Search code examples
javaandroidparsinghtmlcleaner

How to Properly Get HTML Asset


I've been following a tutorial for parsing HTML's using HtmlCleaner, specifically, this one: http://xjaphx.wordpress.com/2012/02/04/android-xml-adventure-parsing-html-using-htmlcleaner/

There is one part of the code that gets a url and modifies the html of that page:

HtmlCleaner htmlCleaner = new HtmlCleaner();
CleanerProperties props = htmlCleaner.getProperties();
props.setAllowHtmlInsideAttributes(false);
props.setAllowMultiWordAttributes(true);
props.setRecognizeUnicodeChars(true);
props.setOmitComments(true);

URL url = new URL(incommingURL);
TagNode root = htmlCleaner.clean(url);
Object[] statsNode = root.evaluateXPath(incommingXPath);

How can I properly save a webpage, store it as an asset and accomplish the same goal?

Thanks


Solution

  • Here's one possible approach. Sorry, can't post any pieces of production code. But the good news is that this idea has been successfully used.

    If "web page" means a single file, just copy it to the assets in your project. If multiple files, zip them together.

    Note that there have been some posts around with some magic paths that would allow you to address the asset folder on the device directly. To my best knowledge, those are not documented, just a coincidence. So I would refrain from using them.

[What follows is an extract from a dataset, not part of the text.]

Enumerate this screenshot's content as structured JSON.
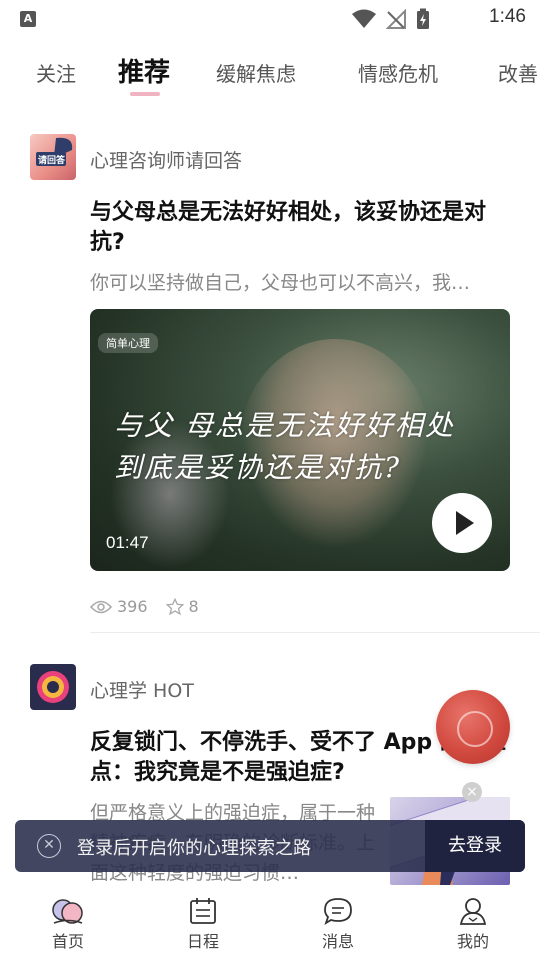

    Instead, use AssetManager (Context.getAssets().open(...)) to get the input stream. Copy or unzip (wrap the stream with ZipInputStream, iterate over its ZipEntry elements) your files to either local storage (Context.getFilesDir()) or SD card (Context.getExternalFilesDir(...)).

    Then put the URL (file://...) for the copy of your web page file in incommingURL.